On Being the Youngest Woman Leader in the Room

What’s a 24-year-old doing in the ministry? Sarah Seif, the youngest associate minister in the State Ministry of Information, writes about her experience.
On Being the Youngest Woman Leader in the Room

When I start introducing myself to people as an associate minister at the age of 24, its either people feel delighted seeing a young woman in a leadership position, or I  feel their scrutiny and even sometimes attacked for holding such a position at a young age. “What does she know about the real world or the workforce?” People would put me in a box right away.

That’s my current life and here is my story.

Before being promoted and appointed as an associate minister to the State Minister of Information in November 2020, I was hired as a crisis communications manager in April 2020.

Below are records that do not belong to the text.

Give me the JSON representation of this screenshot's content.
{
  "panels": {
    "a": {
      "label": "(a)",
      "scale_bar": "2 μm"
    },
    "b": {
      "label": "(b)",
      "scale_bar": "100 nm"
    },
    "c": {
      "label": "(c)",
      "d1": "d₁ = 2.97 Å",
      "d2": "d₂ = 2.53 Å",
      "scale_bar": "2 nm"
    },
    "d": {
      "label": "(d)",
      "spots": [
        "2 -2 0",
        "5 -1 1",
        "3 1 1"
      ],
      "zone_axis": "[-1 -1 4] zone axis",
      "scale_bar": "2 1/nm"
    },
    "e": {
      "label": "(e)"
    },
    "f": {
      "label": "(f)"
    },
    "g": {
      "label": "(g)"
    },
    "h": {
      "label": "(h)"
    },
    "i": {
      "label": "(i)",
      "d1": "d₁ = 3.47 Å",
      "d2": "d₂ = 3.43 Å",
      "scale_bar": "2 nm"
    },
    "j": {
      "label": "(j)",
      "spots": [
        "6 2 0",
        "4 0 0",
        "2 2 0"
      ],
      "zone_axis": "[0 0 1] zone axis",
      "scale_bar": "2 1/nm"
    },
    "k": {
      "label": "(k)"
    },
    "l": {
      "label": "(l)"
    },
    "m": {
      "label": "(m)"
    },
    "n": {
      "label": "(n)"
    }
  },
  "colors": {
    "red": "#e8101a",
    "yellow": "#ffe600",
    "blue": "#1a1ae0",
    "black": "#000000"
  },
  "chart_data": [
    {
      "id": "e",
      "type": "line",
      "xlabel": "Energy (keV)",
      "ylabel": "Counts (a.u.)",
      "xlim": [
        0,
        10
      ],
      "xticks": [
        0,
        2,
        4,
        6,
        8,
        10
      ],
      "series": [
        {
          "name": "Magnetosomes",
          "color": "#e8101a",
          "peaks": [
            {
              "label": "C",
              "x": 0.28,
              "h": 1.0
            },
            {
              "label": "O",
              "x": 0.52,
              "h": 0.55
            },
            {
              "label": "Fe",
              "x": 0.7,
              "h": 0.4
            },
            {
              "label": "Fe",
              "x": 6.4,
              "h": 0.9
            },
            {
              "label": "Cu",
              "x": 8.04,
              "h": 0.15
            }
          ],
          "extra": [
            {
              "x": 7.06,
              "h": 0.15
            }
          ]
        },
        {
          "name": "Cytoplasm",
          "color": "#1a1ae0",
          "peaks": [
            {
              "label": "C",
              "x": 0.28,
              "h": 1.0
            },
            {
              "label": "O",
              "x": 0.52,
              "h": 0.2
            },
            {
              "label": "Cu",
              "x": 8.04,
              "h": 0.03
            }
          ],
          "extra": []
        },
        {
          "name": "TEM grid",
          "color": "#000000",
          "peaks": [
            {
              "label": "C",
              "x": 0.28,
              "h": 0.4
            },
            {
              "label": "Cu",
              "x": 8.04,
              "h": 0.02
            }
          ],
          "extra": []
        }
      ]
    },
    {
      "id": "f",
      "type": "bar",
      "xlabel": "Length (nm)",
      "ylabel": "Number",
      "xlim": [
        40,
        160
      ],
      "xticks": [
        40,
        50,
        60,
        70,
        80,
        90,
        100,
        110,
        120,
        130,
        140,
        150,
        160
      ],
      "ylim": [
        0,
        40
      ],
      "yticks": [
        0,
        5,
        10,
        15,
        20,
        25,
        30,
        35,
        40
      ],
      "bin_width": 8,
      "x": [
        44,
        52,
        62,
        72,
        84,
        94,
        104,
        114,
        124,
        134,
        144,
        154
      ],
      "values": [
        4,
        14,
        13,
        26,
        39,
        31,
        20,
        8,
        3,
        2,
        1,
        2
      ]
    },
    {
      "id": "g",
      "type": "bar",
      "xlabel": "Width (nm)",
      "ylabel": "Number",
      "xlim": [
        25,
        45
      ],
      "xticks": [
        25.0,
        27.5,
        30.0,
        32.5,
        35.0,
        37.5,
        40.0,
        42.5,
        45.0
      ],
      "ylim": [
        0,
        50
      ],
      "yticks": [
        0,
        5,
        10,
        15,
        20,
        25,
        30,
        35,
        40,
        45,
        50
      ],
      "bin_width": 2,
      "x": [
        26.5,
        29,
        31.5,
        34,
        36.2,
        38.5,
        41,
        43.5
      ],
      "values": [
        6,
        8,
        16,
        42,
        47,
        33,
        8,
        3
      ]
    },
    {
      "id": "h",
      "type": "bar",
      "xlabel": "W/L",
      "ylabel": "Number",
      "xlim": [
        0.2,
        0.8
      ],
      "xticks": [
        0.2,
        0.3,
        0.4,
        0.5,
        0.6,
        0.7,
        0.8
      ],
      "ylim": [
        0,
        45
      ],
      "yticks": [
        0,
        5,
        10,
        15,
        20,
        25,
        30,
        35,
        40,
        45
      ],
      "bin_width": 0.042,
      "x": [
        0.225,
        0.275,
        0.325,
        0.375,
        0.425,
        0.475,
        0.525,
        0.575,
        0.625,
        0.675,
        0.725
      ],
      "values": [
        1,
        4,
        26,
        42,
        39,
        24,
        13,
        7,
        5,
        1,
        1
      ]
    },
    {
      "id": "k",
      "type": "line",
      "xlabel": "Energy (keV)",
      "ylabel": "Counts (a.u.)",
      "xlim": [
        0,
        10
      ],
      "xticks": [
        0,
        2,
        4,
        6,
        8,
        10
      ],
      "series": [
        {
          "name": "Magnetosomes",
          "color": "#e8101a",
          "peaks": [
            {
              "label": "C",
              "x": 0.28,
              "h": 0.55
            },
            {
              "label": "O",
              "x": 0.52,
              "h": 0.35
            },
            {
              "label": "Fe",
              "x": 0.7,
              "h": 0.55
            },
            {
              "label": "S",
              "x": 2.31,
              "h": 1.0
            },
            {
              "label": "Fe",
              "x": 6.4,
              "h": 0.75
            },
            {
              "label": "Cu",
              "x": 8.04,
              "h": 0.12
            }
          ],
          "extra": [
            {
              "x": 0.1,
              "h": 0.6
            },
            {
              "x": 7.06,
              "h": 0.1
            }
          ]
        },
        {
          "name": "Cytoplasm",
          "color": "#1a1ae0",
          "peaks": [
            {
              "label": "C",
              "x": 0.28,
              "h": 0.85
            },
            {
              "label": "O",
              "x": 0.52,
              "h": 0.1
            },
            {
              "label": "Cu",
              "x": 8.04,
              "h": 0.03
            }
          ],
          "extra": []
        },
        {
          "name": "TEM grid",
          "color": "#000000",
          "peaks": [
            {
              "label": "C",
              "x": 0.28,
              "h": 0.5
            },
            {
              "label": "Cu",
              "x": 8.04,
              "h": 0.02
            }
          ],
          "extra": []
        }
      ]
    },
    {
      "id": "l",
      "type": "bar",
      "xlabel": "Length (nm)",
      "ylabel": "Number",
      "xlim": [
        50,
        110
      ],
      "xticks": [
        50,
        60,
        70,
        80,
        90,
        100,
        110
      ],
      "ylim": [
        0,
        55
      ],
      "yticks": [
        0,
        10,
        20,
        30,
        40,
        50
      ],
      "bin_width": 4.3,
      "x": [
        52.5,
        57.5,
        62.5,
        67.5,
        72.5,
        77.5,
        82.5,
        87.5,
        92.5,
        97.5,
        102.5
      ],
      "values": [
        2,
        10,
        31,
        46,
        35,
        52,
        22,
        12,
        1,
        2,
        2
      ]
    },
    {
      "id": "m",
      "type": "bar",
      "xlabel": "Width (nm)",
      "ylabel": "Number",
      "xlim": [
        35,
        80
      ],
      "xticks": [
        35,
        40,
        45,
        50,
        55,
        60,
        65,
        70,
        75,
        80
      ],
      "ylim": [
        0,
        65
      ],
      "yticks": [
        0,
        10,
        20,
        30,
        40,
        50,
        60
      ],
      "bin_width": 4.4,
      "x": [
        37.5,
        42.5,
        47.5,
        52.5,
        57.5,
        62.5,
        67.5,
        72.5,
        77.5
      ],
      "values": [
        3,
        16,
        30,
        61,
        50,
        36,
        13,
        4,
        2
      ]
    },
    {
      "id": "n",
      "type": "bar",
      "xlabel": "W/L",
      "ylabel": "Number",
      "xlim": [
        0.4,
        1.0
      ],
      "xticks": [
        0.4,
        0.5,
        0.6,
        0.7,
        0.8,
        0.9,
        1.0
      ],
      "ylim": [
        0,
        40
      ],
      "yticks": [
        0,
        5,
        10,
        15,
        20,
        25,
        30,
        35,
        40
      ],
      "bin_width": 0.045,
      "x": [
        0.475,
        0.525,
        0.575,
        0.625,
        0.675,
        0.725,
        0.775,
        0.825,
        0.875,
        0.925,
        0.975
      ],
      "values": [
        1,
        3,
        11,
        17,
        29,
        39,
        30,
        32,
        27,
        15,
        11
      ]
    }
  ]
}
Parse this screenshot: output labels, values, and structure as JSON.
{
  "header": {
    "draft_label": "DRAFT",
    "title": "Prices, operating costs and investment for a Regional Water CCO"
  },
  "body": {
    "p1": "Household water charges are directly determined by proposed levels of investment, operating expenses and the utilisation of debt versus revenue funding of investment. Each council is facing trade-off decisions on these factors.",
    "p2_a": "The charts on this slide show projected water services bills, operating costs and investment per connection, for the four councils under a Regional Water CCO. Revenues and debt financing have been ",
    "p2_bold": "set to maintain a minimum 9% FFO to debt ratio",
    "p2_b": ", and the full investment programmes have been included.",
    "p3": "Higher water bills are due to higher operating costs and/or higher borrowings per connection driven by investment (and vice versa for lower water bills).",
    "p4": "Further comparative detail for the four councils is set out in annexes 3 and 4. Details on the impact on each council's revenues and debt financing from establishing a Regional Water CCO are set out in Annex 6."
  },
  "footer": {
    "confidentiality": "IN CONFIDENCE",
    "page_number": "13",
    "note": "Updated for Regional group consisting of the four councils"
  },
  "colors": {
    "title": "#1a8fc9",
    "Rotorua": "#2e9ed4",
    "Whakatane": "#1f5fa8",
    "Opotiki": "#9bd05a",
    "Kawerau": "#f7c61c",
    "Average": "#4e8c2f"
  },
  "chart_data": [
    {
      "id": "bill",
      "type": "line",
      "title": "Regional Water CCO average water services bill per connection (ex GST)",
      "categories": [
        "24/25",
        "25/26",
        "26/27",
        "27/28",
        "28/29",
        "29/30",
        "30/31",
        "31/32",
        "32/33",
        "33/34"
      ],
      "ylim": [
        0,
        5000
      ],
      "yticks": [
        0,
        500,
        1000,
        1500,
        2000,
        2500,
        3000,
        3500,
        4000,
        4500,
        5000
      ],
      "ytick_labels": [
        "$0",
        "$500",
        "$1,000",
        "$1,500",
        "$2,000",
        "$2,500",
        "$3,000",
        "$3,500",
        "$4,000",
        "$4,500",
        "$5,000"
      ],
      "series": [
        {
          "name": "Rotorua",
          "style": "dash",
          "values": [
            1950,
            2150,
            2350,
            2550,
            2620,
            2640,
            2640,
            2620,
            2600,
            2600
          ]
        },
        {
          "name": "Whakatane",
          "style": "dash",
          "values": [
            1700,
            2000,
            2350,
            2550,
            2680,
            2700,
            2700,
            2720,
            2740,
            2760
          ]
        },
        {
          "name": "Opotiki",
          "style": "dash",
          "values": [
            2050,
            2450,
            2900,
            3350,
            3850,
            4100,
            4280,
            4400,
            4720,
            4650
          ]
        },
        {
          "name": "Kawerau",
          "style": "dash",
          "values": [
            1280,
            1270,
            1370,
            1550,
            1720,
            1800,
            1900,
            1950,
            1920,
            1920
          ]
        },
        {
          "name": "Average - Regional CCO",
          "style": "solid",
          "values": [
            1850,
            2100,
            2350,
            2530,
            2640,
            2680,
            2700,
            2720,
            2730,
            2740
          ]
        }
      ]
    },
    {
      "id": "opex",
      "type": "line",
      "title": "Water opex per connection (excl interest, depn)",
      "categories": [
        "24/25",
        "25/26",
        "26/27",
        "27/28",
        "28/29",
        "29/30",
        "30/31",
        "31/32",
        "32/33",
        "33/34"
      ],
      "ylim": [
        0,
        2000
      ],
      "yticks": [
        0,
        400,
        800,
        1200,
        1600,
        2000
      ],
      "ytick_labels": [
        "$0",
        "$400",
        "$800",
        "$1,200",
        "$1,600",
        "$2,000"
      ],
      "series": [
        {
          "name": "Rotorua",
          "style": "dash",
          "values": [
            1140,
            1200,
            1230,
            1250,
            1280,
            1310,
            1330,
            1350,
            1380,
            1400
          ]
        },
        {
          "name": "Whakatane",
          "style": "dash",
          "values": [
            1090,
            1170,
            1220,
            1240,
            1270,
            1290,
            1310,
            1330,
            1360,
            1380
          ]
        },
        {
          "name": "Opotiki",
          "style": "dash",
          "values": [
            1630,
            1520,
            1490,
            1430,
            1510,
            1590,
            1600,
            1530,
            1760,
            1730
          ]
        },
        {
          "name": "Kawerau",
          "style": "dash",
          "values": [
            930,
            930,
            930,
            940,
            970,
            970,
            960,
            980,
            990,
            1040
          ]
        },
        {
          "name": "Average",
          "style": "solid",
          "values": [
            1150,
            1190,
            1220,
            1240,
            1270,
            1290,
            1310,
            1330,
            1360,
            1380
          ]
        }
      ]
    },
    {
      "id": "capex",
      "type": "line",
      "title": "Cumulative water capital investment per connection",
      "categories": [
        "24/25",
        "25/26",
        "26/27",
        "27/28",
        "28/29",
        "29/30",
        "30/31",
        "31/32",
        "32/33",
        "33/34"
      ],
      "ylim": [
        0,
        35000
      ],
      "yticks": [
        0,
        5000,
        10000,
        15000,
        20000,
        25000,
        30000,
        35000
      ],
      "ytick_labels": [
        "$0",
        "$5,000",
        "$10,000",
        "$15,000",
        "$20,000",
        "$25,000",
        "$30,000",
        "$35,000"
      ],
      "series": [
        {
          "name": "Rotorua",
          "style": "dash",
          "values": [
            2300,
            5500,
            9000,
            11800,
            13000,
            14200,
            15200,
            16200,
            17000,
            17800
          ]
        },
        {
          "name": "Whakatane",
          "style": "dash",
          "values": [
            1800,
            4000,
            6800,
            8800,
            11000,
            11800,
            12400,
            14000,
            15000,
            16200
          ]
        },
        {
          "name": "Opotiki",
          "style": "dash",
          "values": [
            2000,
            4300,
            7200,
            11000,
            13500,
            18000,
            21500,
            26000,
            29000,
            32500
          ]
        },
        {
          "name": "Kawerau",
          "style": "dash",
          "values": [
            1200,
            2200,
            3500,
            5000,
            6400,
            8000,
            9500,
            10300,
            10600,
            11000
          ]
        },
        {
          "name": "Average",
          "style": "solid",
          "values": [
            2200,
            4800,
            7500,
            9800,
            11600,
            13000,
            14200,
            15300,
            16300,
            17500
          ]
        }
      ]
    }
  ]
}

I was hired to lead and build a new department in a newly established ministry, where I had to hire employees, take care of them, build a culture and system for work as well as ensure perfect delivery of work; because every work presented was presented on a ministerial level, so there was no room for mistakes whatsoever.

I hired employee after employee, team member after team member from zero till I built a team of 12 people across multiple units over the course of five months. Within such a period, I had to keep the ball rolling, between meeting the press, or ministers, and associate ministers or even C-level executives for partnerships and collaborations. 

During my first month, everything was overwhelming and I was very uncomfortable working directly with a minister on a daily basis as I always felt inferior, or in other words, very young. Until one day in my third week, I got a call from the ministers office telling me all my daily work needs to be summed up in one five-minute presentation and wrapped up in the upcoming 15 minutes.

I panicked, yet tried to calm down to get the work done, and then I was escorted to the meeting room and was informed that I’ll have to present in front of five ministers. I panicked even more, and everyone in the room tried to calm me down till I was able to kind of feel normal again.

Five ministers walked into the room afterwards, and the presentation went really smoothly. A minister was even taking notes of the data I was presenting.

I asked for feedback after the meeting, and I was told it was superb.

I then realized that there was no need for being worried at all. Minister, C-level executive or a fresh graduate; everyone is equally “human” at the end of the day and there is no need to be worried.

Regardless of gender,  age, or experience… Everyone, and myself included, has something to add to the table. I then came to realize that it’s not about people seeing me “young” or a “young woman”; it’s how I saw myself that mattered. Most young people, especially women, tend to lean out on the decision-making table because they think that they’re “unfit” due to their womanhood or their youth; that simply men are “more dominant and that they know better.”

As Sheryl Sandberg said in her book “Lean In” :

“Women need to shift from thinking “I’m not ready to do that” to thinking “I want to do that- and I’ll learn by doing it.”

And that’s a quote I live by.

We as women, especially young at “age,” need to start practicing that mindset. We need to start knowing that no one in the world knows it all and If you think you’re  young and others know better, you will always be a subordinate. And I don’t believe we as youth come second anymore. We are loud, well-educated, well-read, ahead of our time and most importantly well-exposed. So, the minute you start thinking to yourself while walking to a meeting with seniors that you’re young and they won’t take you seriously, they simply won’t. But if you carry yourself with full confidence and “lean in” literally at the decision making table, this is when EVERYONE will take you seriously.

You will get attacked, people will question your abilities, people will judge and more to that they will envy.

All you have to do is prove them wrong… Not for them to see that you’ve made it, but for you to see that you can. Remember I mentioned people saw me too young to hold my previous position as a manager, even before I was appointed as an associate minister.It’s only when I looked very highly of myself that I grew and got to the next game.

In conclusion, if there’s one takeaway out of this whole read, it would be one thing: Whenever you’re on your way to a meeting with senior people, don’t think about being the youngest in the room. Instead, remind yourself of the special trait(s) you have that brought you to that point in your career.

It will change your whole world.

To all the women out there, young and senior, LEAN IN on the decision-making table with loud voices – clear and confident. In this age we’re living in, I believe that we are slowly coming to realize that we are not men or women, only decision-makers.